Zwycięstwo Synów Gehenny otwiera sezon w elicie

W piątkowy wieczór odbył się pierwszy mecz w najwyższej klasie rozgrywkowej, w którym Synowie Gehenny ograli Bragę. W drugiej lidze zwycięstwa odnieśli LED Lighting Team i Winiary FC. 

1. WL Liga: Zabójcza końcówka Synów Gehenny

Przez półgodziny pierwszej wiosennej potyczki w elicie Braga prowadziła z Synami Gehenny 1:0. Do tego momentu był to mecz bramkarzy, którym między słupkami wychodziło dosłownie wszystko. Piłka znalazła raz drogę do siatki, gdy po strzale Rafała Robakowskiego w 4 min na prowadzenie wyszedł beniaminek. Kolejny gol, już na konto Synów Gehenny, wpadł w 30 min. Stan gry wyrównał Stanisław Wysocki, który na dobre otworzył worek z bramkami. Brązowi medaliści jesieni wskoczyli na właściwe tory i całkowicie zdominowali rywala. Do końca spotkania Synowie Gehenny wpakowali jeszcze cztery gole i ostatecznie pokonali na inaugurację Bragę 5:1. 

FSC Braga – Synowie Gehenny 1:5 (1:0)
4’ Rafał Robakowski – 30’ Stanisław Wysocki, 32’ Roman Hrynko, 34’ Mateusz Bartkowiak, 34’ Mateusz Kacprzyk, 37’ Mariusz Nowicki
Rafał Robakowski (FSC Braga)
Rafał Robakowski (FSC Braga)
5-4
Robert Celuch (Synowie Gehenny)

2. WL Liga: Winiary FC wygrywają rzutem na taśmę 

Od zwycięstw wiosenną edycję rozpoczęli zawodnicy LED Lighting Team i Winiar FC. Ci pierwsi nie mieli problemów z pokonaniem Szturmowców, których ograli w pomarańczowo-czarnych derbach 4:1. Do przerwy po dwóch bramkach Krzysztofa Filasa prowadzili już 2:0. Ten sam zawodnik w 22 min miał już na koncie skompletowanego hattricka. Nadzieje Szturmowcom dał Jan Kaźmierczak, który osiem minut przed końcem zdobył gola na 1:3, ale te zgasił Tomasz Martyniak w 39 min ustalając wynik potyczki. 

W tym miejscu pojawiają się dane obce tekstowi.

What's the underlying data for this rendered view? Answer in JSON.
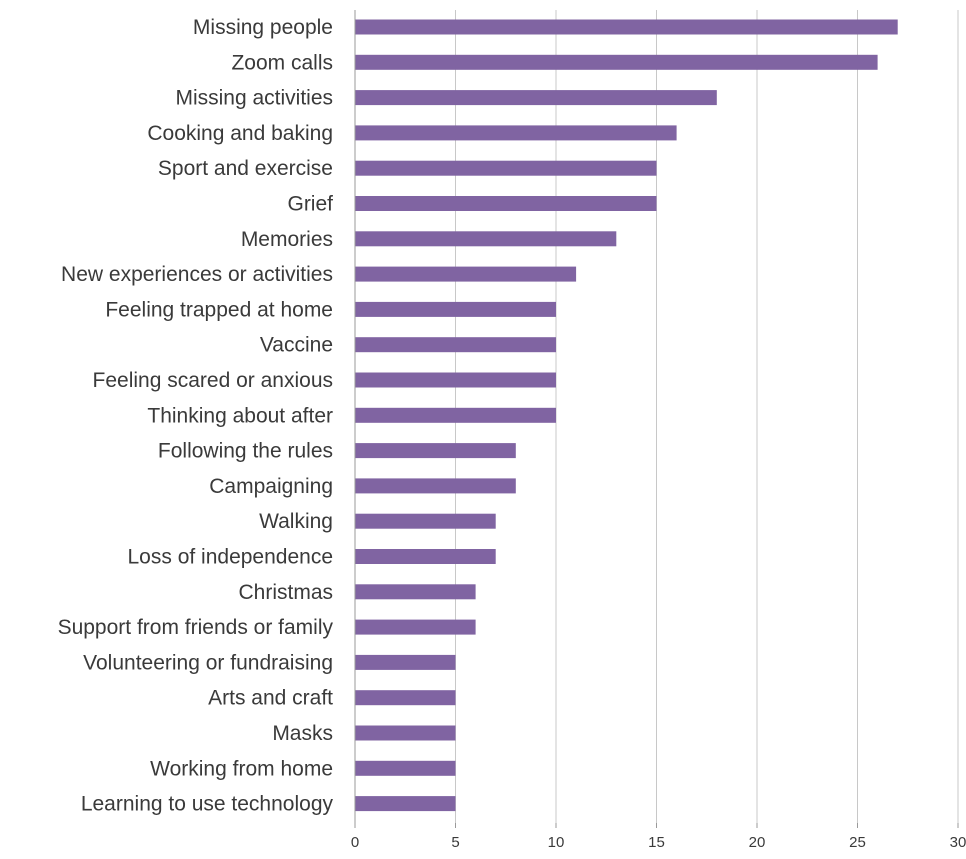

Najciekawszy przebieg miał pojedynek Onych z Winarami FC. Od mocnego uderzenia mecz rozpoczął beniaminek, który już po sześciu minutach i golach Artura Nieboraka oraz Jacka Nowaka wygrywał 2:0. Do końca pierwszej odsłony to jednak Oni mieli więcej do powiedzenia. Żółto-czarni po dublecie Krzysztofa Borkowskiego i jednej bramce Pawła Jassem na przerwę schodzili z jednobramkową przewagą, która … po czterech minutach zamieniła się w stratę. Winiary podobnie jak na początku meczu bardzo szybko zdobyły dwa gole i objęły prowadzenie chwilę po wznowieniu gry. Na 4:3 trafił Patryk Kusza, który został bohaterem WFC. Minutę przed końcem, przy stanie 5:5, zdecydował się na strzał z dystansu, a chwilę później mógł cieszyć się z kolegami z drużyny z pierwszej w historii wygranej na drugim szczeblu rozgrywkowym.  

LED Lighting Team – Szturmowcy 4:1 (2:0)
7’ 17’ 22’ Krzysztof Filas, 39’ Tomasz Martyniak – 32’ Jan Kaźmierczak
4-4
Krzysztof Filas (LED Lighting Team)

Oni – Winiary FC 5:6 (3:2)
13’ 18’ Krzysztof Borkowski, 16’ 36’ Paweł Jassem, 38’ Kacper Wilczak – 24’ 39’ Patryk Kusza, 2’ Artur Nieborak, 6’ Jacek Nowak, 22’ Adam Hoedke, 36’ Mateusz Nowak
4-2
Patryk Kusza (Winiary FC)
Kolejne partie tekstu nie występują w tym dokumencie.